My Friend Emma Nelson
A joke someone made yesterday reminded me of a friend I had in the FCO, Emma Nelson, who died terribly young about 20 years ago. I wanted to say a few things about her that occurred to me in the context of the Alex Salmond case. In doing so I am conscious that Emma’s family might see this, and I want to be plain that no disrespect is intended at all. Quite the opposite.
Emma worked under me as a clerk, when I was Head of Maritime Section at the Foreign and Commonwealth Office. She was about fifteen years younger than me and a long way junior in the service. There were several people between me and her in the hierarchy, but I saw a great deal of her every day because, the way the FCO then worked, everything was on paper and she produced all the papers and both filled and emptied my trays, and magically found all kinds of old documents from my vague descriptions of them.
Emma was Scottish, very good looking, found many of the absurd pretensions of the FCO funny, and mocked my forgetfulness and untidiness relentlessly. We got on well. In the run up to the first Gulf war, we were both seconded to the Embargo Surveillance Centre, where I headed the FCO section of a joint department (MOD, FCO, GCHQ, DIS, MI6, DTp, Royal Navy), set up in a NBC bunker in Marsham Street that had originally been Bomber Command in the Second World War and was known as “the Citadel”. It had been re-equipped as a logistics HQ for NATO in WW3. Lots of the old WW2 maps etc were still on the walls in odd places. The Citadel is a warren; there were tunnels connecting underground to Whitehall departments. It was a 24/7 operation. I led on intelligence analysis and action with foreign governments. We slept there. At one stage I did not leave the bunker at all, not for a moment, for 4 weeks. It all went on for several months.
Working in that pressured environment, you get closer to people and social barriers drop. We did very, very occasionally get a break, and one evening I went on a pub crawl with several staff which ended with Emma and I, arms round each other’s waist, high kicking our way around Central London while belting out hits from Cabaret. Not at all sober, we got back to the bunker and slept in the same little cell on separate camp beds.

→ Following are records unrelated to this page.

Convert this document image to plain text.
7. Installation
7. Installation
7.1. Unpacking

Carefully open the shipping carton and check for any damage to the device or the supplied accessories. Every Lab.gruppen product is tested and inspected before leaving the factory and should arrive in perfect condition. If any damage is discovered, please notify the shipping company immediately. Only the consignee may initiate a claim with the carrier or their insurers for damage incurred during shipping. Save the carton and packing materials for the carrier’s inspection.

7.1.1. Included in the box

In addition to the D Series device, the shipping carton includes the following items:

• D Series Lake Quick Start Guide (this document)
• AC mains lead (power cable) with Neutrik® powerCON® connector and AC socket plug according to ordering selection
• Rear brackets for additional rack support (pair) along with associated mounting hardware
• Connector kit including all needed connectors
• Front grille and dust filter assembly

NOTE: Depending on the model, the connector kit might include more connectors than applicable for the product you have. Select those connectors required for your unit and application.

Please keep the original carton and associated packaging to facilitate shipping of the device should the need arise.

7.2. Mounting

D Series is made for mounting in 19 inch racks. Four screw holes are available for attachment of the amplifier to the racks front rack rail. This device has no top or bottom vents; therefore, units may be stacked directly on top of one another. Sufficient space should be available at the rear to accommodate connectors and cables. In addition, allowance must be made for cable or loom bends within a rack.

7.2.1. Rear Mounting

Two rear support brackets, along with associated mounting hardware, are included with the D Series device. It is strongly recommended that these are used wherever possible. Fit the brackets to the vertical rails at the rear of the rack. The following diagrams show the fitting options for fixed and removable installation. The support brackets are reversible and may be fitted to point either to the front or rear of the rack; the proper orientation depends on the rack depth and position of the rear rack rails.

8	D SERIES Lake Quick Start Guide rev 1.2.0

It was not a romantic relationship. We never kissed. It was certainly not sexual. On a further occasion, when we were out for lunch with another young woman who worked with us, she asked Emma direct if we were linked. “Naw”, replied Emma, “Craig’s a’ mooth and nae troosers”. Working in the FCO, where everyone gets reposted every two or three years, you get inured to fleeting friendships and after one of us was posted out we were very seldom in touch. It came as a shock to me when, a very few years later, I got a letter from Emma who was, from memory, posted in South America, saying she was seriously ill. Very shortly thereafter, I received notification she had died.

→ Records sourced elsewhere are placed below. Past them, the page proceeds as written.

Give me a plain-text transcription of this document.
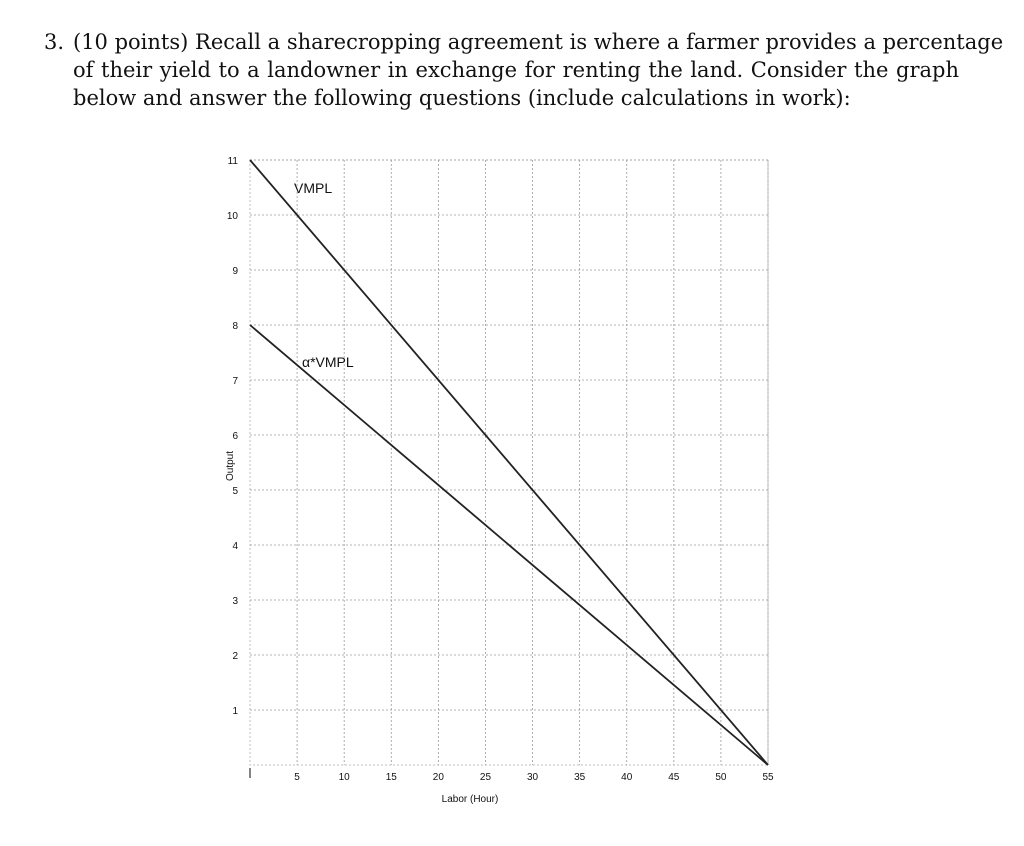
3. (10 points) Recall a sharecropping agreement is where a farmer provides a percentage
of their yield to a landowner in exchange for renting the land. Consider the graph
below and answer the following questions (include calculations in work):
5	10	15	20	25	30	35	40	45	50	55
1
2
3
4
5
6
7
8
9
10
11
Labor (Hour)
Output
VMPL
α*VMPL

There has been a major outbreak on social media of people claiming that Alex Salmond’s relationship with female staff was very bad even if not criminal. But the large majority of what was described was far less physical than Emma and I high kicking together to Cabaret (remember, there were allegations of pinging someones hair, putting hands on shoulders over clothes, touching a knee over trousers and putting an arm round someone who was crying).
What worries me is this. By the standards of politically correct behaviour which social media on the Salmond case appears to state ought to be the norm, my relationship with Emma Nelson was wholly inappropriate if not criminal. I was much older than her and very senior. I had a power relationship to her. We therefore ought by these standards never to have had our arms around each other high-kicking, and certainly should not have been getting drunk together. Inappropriate. Inappropriate. Inappropriate.
But does that not merely enforce snobbishness? Is that not simply reinforcing class and social barriers? If I could not interact in that way with Emma because I was senior to her, is that really the world we want? And is it not enforcing a bitter joylessness on life? What kind of world is it going to be if fun interaction is only permitted with people of your same social level – which is what “power relationship” effectively means?
Nobody will ever convince me there was anything wrong in my relationship with Emma. But I can see precisely how the extraordinary prevalence of misandry now would seek to misconstrue and portray it.